An exciting new smartphone diagnostic app allows someone with a respiratory problem to cough into their smartphone and receive a diagnosis. This cough diagnostic app, from ResApp Health, is the ﬁrst of its kind, greatly expanding the potential for mobile healthcare.
Healthcare professionals have been quick to adopt smartphone apps for increased productivity while they’re on the go, accessing research data, organising notes, or investigating drug interactions. This new app will aid both physicians and patients with the diagnosis of respiratory diseases, the leading cause of doctor visits.

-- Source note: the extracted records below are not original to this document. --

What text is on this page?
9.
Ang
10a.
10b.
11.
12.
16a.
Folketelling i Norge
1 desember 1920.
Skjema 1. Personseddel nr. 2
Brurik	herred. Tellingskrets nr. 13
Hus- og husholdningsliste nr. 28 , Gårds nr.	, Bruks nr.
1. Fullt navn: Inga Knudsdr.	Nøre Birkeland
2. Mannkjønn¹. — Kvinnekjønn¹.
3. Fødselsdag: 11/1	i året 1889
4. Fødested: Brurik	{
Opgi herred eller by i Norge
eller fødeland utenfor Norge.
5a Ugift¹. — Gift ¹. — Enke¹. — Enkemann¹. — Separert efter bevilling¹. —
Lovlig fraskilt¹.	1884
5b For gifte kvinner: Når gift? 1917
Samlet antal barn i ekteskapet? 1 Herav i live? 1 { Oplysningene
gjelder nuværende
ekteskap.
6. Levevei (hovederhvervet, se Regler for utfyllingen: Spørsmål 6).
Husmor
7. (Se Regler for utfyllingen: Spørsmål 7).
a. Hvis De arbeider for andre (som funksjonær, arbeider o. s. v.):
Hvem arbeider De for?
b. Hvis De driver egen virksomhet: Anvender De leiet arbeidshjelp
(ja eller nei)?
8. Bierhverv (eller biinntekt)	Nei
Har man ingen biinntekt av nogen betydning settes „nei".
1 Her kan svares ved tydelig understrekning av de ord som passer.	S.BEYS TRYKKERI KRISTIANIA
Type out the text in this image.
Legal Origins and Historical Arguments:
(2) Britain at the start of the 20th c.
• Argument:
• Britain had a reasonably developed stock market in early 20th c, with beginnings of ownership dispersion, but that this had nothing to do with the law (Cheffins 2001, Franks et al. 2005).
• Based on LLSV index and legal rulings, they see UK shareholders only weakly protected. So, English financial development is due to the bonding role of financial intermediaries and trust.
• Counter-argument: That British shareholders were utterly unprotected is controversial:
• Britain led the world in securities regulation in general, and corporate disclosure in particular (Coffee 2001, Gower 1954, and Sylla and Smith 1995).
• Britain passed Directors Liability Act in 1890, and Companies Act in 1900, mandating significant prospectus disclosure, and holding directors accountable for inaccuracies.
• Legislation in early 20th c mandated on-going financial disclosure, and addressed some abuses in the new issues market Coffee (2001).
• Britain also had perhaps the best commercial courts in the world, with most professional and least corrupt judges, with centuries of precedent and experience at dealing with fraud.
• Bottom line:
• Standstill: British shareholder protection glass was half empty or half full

App Developer Targets Worldwide Problem of Respiratory Diseases
Dr. Udantha Aberyratne, from the University of Queensland’s School of Information Technology and Electrical Engineering, has focused his extensive research on signal processing and medical instrumentation. He identiﬁes respiratory diseases as a critical problem worldwide; pneumonia alone is responsible for the deaths of one million children in remote regions of the world. The World Health Organization states that hundreds of millions of people worldwide, 15 per cent of the world’s population, are afﬂicted with chronic respiratory or pulmonary diseases.
The Learning Algorithm
Dr. Aberyratne’s goal was to develop an app for mobile devices that would permit patients to cough into the phone, which would then diagnose the problem. A machine learning algorithm uses the sound of the cough to diagnose both the medical issue and the severity. To date, the algorithm has successfully diagnosed asthma and pneumonia.
Clinical Trials and Results
The ﬁrst study is currently being held at Joondalup Health Campus in Perth, Australia, with 150 patients enrolled; it has been funded by the Bill and Melinda Gates Foundation. The second round of clinical trials has been accelerated and will be held at Princess Margaret Hospital, with a total target enrollment of 400 patients. The trials are testing and improving the app’s software and diagnostic capabilities. The University of Queensland is analysing the data.
Tony Keating, ResApp’s CEO and Managing Director, reports that, “It’s been 96 per cent accurate (for pneumonia). That’s as high as going through an x-ray.”
There are a number of markets for this diagnostic technology, including licensing the app to large providers in the telehealth industry; diagnosis and management at home for those with respiratory diseases, especially those that require constant monitoring; and working with the World Health Organization and others to supply lowcost diagnostic tools for the rampant respiratory illnesses in the developing world.
Mobile Health Technologies Lead the Way in Developing Nations
Mobile health technologies are already making a difference in developing nations. For example, healthcare workers are using mobile devices to perform ultrasounds and conduct eye examinations.
The use of mobile devices is widespread. There is ample reason to believe that a diagnostic app for respiratory diseases would be welcomed and used.
The Future of Healthcare Apps
ResApp Health is initially targeting bronchitis, pneumonia, asthma, and COPD. Future plans focus on FDA approval and the expansion of the diagnostic technology to all respiratory diseases.
The mobile health marketplace is growing fast, expanding to more than 100,000 apps. Market revenue is projected to reach $26 billion by 2017.
Dr. Richard Gliklich, with the venture capital ﬁrm General Catalyst Partners, says that investors are looking for apps that have something that more than one of the healthcare stakeholders will be willing to pay for. A diagnostic app that effectively addresses such a widespread problem as respiratory diseases appears to satisfy that criteria.
There are potential legal issues, particularly in the U.S. Liability questions for incorrect diagnoses are undecided. Undoubtedly many doctors would resist a process change, but management of large healthcare organizations should be approachable because of the cost savings and preventive health applications. Clinical testing to date has had a high level of correct diagnosis with asthma and pneumonia, but it is unknown if this will prove true with other diseases.
ResApp Health is in the forefront of mobile healthcare with the development of this app that allows someone to receive a diagnosis of a respiratory problem by coughing into a smartphone. This app addresses a worldwide problem with a low-cost, effective solution. There appear to be many valid applications for this technology.